J’espérais m’être ainsi tiré d’affaire. J’avais présenté ça comme un argument d’autorité : je n’en étais pas fier, mais je ne visais qu’à l’efficacité. Surprise, elle ne discuta pas. J’en conclus que j’avais commis un impair.
— Je vais vous laisser, vous devez être fatiguée.
— Non. Il faut finir cette bouteille avec moi. Vous ne voudriez pas que je l’achève seule. Parlez-moi de vous, Olaf.
C’était la première fois qu’on – qu’elle – m’appelait ainsi. Mon trouble prit racine dans mes rotules, remonta jusqu’aux cheveux et effectua ce trajet plusieurs fois. C’est dans la bouche des autres que certains mots prennent leur sens le plus fort. Surtout les prénoms. Ravi et confus, je ne trouvai rien à dire.

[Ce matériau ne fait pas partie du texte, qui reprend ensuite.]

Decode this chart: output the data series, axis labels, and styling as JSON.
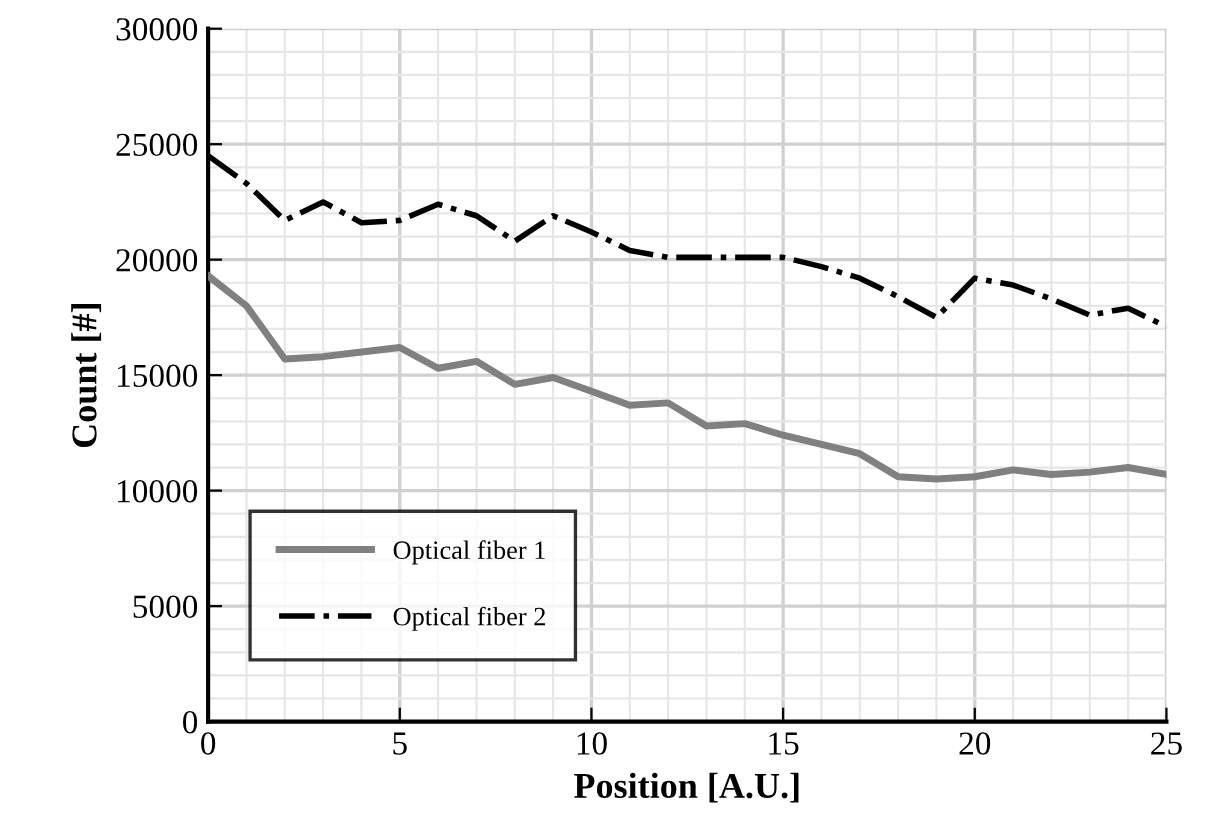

— Pardonnez mon indiscrétion, s’excusa-t-elle. Ce n’est pas mon habitude. C’est le champagne.
Elle vida la bouteille dans nos deux flûtes et porta un toast :
— À notre rencontre !
— À notre rencontre.
Elle but d’un trait. Quand elle eut fini sa flûte, je crus que ses yeux avaient doublé de volume.
— Le champagne est si froid que les bulles ont durci, dit-elle. On a l’impression de boire de la poussière de diamants.